Wyroki jury rozjeżdżają się z oceną słuchaczy. Tradycja Konkursu Chopinowskiego?

tradycja Konkursu Chopinowskiego Ogłoszenie wyników na schodach

To już tradycja Konkursu Chopinowskiego, że wyroki jury rozjeżdżają się z odczuciami publiczności i zaskakują – tymi słowami poseł Szymon Szynkowski vel Sęk, były szef MSZ, skomentował wyniki XIX Konkursu Chopinowskiego, ogłoszone w nocy z 20 na 21 października 2025. Jego zdaniem na tym właśnie polega „odwieczny urok tego Konkursu”.

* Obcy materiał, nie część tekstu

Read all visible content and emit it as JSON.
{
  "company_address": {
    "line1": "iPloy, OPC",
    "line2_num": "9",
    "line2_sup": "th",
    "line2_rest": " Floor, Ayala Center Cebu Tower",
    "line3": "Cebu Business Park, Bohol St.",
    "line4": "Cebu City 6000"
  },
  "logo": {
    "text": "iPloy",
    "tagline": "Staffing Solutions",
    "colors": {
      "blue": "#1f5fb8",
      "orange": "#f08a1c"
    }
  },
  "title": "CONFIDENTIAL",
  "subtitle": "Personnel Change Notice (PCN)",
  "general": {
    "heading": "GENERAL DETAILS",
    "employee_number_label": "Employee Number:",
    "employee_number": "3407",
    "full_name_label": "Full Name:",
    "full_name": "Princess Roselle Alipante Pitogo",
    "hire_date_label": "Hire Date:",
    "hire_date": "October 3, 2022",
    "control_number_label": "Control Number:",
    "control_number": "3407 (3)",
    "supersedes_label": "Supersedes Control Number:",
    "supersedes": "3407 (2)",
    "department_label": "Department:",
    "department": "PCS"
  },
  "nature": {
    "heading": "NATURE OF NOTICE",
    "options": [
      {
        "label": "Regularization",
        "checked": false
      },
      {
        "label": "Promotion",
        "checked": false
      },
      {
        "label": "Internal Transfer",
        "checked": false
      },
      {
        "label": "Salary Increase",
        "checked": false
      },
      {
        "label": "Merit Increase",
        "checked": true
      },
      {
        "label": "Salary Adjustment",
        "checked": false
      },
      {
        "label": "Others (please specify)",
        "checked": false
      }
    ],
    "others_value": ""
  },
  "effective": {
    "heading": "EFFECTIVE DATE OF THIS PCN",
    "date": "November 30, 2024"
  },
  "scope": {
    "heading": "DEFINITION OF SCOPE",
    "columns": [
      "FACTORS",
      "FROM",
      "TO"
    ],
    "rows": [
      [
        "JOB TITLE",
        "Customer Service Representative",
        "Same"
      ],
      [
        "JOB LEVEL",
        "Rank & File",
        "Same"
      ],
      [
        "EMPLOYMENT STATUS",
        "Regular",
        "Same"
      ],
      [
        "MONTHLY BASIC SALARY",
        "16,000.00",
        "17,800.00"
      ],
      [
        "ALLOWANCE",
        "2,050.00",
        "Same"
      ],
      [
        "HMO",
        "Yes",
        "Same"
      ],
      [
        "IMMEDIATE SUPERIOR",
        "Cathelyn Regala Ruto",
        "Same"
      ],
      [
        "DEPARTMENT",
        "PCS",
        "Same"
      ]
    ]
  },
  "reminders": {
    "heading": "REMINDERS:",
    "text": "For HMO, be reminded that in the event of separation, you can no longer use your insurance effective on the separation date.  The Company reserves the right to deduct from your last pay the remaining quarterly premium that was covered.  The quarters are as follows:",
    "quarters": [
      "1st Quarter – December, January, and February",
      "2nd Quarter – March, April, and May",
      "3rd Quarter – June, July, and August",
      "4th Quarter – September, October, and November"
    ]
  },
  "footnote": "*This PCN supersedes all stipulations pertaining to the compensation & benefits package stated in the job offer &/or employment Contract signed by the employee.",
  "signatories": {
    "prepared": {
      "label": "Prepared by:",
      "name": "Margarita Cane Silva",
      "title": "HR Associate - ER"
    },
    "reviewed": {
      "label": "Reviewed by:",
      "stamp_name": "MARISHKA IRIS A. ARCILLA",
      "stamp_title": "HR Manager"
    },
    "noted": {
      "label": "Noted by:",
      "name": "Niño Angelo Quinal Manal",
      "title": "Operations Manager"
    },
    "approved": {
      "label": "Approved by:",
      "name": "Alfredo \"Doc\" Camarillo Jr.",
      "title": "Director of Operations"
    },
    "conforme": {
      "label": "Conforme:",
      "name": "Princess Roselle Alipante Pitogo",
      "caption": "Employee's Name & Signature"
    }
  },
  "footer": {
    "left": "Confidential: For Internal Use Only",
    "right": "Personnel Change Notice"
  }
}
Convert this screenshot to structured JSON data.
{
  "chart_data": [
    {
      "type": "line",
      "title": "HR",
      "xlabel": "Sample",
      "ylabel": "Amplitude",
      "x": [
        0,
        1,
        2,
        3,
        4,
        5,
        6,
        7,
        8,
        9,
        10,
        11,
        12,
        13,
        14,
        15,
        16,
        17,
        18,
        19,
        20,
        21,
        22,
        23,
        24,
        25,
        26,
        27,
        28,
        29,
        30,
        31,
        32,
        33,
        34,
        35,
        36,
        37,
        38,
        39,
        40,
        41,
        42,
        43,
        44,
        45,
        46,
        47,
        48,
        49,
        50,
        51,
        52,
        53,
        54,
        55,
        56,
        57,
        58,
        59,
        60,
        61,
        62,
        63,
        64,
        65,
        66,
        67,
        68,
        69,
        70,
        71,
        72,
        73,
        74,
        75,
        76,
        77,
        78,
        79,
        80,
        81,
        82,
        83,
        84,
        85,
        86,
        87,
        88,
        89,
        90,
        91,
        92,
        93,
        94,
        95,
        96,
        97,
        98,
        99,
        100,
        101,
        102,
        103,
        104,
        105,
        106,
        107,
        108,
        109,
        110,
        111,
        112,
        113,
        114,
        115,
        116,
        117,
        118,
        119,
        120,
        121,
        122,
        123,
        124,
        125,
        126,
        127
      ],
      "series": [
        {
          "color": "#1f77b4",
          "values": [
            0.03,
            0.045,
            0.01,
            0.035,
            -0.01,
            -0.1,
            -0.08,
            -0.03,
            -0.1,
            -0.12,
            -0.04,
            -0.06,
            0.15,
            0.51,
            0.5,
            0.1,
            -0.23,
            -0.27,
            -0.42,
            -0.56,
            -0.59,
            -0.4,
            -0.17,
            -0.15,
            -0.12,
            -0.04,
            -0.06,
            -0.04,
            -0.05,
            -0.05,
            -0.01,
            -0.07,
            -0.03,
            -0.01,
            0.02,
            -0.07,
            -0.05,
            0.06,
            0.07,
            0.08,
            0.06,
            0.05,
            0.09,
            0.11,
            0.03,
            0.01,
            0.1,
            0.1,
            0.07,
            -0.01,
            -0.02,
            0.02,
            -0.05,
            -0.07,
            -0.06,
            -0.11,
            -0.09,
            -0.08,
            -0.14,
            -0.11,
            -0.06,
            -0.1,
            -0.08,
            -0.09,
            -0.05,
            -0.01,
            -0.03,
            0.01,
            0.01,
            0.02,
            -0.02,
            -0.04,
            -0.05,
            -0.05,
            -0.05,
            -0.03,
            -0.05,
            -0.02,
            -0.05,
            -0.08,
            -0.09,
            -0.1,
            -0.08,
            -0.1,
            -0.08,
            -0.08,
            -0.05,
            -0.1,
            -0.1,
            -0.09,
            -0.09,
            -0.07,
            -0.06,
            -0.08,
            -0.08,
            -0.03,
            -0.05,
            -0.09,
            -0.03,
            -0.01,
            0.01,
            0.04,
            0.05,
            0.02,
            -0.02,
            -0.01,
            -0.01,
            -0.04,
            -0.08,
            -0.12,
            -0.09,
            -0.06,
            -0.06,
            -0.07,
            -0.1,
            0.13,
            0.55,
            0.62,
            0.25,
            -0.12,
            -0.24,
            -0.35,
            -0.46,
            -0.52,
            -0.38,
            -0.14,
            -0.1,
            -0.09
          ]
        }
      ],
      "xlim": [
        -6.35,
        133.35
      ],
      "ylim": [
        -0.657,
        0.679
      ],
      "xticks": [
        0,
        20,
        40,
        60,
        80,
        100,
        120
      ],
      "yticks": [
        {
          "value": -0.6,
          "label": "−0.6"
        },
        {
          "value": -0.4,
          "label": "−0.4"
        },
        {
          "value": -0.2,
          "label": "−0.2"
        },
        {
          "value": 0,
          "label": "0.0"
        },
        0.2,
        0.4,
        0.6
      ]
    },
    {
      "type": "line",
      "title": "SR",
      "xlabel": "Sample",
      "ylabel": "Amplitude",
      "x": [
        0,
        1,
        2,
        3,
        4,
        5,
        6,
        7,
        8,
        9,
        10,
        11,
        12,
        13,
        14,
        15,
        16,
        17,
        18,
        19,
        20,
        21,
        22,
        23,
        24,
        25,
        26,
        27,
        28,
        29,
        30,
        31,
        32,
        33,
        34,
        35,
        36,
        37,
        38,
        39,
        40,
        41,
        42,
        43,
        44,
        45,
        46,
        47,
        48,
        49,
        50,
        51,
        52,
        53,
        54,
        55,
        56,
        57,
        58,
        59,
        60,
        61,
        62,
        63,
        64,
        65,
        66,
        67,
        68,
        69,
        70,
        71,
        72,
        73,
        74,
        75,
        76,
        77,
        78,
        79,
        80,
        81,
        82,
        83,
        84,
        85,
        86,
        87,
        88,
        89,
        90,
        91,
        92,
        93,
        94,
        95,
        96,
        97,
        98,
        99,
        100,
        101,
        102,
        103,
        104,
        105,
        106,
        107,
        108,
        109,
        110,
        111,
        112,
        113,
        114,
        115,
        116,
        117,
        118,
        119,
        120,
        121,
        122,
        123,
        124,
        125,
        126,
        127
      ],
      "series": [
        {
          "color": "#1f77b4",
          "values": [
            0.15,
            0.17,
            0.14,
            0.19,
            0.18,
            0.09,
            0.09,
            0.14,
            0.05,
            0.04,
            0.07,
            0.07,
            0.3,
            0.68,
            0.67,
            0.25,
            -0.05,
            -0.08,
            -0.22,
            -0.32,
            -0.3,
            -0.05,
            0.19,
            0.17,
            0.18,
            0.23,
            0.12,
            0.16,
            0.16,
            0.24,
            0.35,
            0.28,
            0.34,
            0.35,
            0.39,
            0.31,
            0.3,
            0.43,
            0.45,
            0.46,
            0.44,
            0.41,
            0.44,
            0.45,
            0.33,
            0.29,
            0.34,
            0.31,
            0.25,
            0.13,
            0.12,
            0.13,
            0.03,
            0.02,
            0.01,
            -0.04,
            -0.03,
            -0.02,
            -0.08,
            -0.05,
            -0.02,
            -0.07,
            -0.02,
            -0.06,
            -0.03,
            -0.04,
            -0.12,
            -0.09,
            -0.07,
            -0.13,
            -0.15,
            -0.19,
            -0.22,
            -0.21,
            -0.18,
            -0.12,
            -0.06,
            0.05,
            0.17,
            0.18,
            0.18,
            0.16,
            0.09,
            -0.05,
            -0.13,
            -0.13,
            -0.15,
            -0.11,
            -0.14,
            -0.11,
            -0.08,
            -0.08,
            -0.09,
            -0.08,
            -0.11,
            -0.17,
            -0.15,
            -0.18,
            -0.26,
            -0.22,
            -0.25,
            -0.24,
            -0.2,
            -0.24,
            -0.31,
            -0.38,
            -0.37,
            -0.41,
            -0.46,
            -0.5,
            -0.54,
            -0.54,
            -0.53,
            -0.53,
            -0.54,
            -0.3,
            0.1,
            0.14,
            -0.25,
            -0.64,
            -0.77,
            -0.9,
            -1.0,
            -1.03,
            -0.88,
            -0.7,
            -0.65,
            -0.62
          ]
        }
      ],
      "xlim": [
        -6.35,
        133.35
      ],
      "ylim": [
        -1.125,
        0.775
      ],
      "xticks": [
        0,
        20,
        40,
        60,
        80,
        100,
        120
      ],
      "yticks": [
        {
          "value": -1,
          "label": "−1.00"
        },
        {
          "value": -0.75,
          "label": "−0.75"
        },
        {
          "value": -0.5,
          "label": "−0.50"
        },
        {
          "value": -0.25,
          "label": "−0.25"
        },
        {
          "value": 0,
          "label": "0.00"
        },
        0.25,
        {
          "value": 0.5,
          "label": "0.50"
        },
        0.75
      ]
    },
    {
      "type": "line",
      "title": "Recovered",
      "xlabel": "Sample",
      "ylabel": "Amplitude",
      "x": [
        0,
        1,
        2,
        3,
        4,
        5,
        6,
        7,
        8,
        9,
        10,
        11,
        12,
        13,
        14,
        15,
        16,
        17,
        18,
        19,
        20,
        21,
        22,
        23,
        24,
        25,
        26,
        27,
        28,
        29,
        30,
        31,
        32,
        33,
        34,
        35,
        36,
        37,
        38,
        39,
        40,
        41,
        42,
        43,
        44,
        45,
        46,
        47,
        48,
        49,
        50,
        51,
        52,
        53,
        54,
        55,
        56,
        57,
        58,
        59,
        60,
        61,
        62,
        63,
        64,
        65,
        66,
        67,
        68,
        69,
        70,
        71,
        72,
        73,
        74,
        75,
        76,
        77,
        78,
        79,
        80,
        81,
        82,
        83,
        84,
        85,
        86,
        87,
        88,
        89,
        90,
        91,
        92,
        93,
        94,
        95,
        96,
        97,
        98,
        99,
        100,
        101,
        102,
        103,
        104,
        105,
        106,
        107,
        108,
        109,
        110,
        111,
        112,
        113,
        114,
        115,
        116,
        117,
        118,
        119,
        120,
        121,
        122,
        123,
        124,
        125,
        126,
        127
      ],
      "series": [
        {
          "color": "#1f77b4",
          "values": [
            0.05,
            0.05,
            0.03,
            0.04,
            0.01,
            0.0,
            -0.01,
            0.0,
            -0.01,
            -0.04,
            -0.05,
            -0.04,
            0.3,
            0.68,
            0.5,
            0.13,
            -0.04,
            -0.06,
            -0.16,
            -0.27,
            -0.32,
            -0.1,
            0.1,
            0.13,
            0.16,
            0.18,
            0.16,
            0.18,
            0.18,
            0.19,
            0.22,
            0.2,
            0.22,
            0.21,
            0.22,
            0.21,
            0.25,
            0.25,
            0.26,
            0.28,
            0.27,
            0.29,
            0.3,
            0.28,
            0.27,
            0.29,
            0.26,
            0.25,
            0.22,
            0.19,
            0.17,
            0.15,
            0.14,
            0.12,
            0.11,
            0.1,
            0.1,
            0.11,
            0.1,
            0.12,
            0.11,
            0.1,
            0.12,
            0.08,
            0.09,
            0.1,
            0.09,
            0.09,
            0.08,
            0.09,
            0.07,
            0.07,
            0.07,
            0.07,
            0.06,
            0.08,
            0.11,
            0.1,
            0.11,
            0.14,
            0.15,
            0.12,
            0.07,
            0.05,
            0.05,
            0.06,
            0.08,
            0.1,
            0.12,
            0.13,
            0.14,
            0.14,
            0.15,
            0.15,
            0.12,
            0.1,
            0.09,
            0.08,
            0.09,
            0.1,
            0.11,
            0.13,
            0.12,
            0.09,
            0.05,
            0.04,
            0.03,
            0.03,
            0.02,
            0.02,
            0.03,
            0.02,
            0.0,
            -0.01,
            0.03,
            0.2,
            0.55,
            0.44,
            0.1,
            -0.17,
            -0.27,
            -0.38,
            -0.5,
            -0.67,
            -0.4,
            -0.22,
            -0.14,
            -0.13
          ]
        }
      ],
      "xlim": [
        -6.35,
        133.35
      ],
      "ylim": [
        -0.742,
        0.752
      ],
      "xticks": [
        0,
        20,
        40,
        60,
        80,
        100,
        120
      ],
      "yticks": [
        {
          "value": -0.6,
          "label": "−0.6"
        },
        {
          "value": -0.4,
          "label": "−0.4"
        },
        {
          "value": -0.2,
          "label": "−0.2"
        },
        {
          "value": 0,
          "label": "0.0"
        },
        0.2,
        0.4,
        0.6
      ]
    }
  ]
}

Tradycja Konkursu Chopinowskiego – dyskusja wokół wyników

.Rzeczywiście, uwaga byłego szefa MSZ jest trafna: werdykty Jury wielokrotnie w historii wywoływały co najmniej konsternację wśród melomanów, a tradycja Konkursu Chopinowskiego to wzbudzanie emocji wokół muzyki Fryderyka Chopina. Nie inaczej jest w 2025 r., kiedy to decyzją Jury zwycięzcą okazał się amerykański pianista Eryk LU, znajdujący się wprawdzie wśród „pewniaków” do jakiejś nagrody, ale nie będący zdecydowanym ulubieńcem publiczności.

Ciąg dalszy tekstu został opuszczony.